The symptoms of neurosis will be eliminated by drugs that normalize the activity of the autonomic nervous system, as well as drugs with a sedative effect.

In case of poor blood circulation in the brain, accompanied by fog in the head, medications with vasodilating and nootropic effects are prescribed. Pathology at the initial stage can be treated without drugs - with the help of massage and manual therapy.

Treatment of cervical osteochondrosis is aimed at relieving the inflammatory process and eliminating pain. For this purpose, NSAIDs, nerve blockade, and medications that normalize blood circulation are prescribed.
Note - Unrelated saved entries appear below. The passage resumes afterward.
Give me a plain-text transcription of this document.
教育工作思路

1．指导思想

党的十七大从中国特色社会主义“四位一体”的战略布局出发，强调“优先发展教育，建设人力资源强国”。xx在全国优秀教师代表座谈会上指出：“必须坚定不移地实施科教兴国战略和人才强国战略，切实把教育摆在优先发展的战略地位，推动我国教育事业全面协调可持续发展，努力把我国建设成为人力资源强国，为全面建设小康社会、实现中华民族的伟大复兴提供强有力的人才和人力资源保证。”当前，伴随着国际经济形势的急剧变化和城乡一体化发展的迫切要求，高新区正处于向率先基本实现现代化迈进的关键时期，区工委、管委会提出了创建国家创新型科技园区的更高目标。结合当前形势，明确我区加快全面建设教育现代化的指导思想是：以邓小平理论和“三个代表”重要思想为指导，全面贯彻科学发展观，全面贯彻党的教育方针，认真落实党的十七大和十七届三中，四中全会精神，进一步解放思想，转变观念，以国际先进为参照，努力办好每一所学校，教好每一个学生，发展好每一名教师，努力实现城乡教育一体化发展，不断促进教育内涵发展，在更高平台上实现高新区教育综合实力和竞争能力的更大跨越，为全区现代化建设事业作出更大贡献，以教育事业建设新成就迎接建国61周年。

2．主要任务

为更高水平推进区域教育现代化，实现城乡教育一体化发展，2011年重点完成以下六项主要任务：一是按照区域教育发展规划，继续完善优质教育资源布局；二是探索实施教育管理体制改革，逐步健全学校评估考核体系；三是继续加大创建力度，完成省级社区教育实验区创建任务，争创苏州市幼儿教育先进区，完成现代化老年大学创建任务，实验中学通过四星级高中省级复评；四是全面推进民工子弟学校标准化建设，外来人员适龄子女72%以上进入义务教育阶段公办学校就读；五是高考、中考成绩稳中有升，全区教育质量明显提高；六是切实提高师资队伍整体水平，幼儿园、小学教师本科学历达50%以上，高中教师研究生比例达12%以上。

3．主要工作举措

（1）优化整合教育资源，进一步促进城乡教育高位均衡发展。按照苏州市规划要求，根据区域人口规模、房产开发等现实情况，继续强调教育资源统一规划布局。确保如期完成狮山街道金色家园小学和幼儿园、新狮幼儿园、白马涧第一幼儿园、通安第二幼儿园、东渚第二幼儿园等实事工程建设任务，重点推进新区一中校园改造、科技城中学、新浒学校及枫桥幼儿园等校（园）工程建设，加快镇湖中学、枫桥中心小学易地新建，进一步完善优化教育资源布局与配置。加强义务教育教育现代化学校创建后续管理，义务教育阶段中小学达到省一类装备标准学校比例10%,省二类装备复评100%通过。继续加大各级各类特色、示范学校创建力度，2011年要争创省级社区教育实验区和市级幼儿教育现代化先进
In addition to drug therapy, physiotherapy, physical therapy, massage, and manual therapy are recommended for people with cervical osteochondrosis.

Interesting Facts

Some interesting facts about how the brain works during sleep:

  • The saying “The morning is wiser than the evening” actually has scientific justification, since during the night the brain processes, assimilates and systematizes information. Therefore, in the morning we get up with a fresh and sober head, we remember, understand and rethink a lot.
  • Mendeleev saw his table of chemical elements in a dream, and this is further proof that the brain really works at night.
  • With age, dreams usually become more complex, their plots sometimes reminiscent of intricate stories from films. And this is due to the fact that a person gains experience, and often some images and emotions are blocked by his brain while he is awake, but at night they begin to emerge in the subconscious.
  • A dream is a reflection of reality. Moreover, it can be quite strange, since the brain interprets and modifies what is happening in its own way. And sometimes dreams come up with something that happened a few days or even months ago. In addition, analogies can be drawn that are associated not with real attitudes, but with emotions. For example, if you dream that you are taking an exam in a subject that you have not studied, then you have probably experienced an unpleasant situation associated with the inability to achieve something or make the right decision.
  • Before an important event, you definitely need to sleep! So studying for exams or conferences at night is not the best option.
  • Scientist Calvin Hall conducted research and found that in dreams many people are much more likely to encounter failures and troubles than victories and success. And with age, dreams are filled with negativity and even aggression. That is why only children often have good dreams, and even before adolescence.

Now you know that sleep is not only a pleasant, but also a useful and productive activity.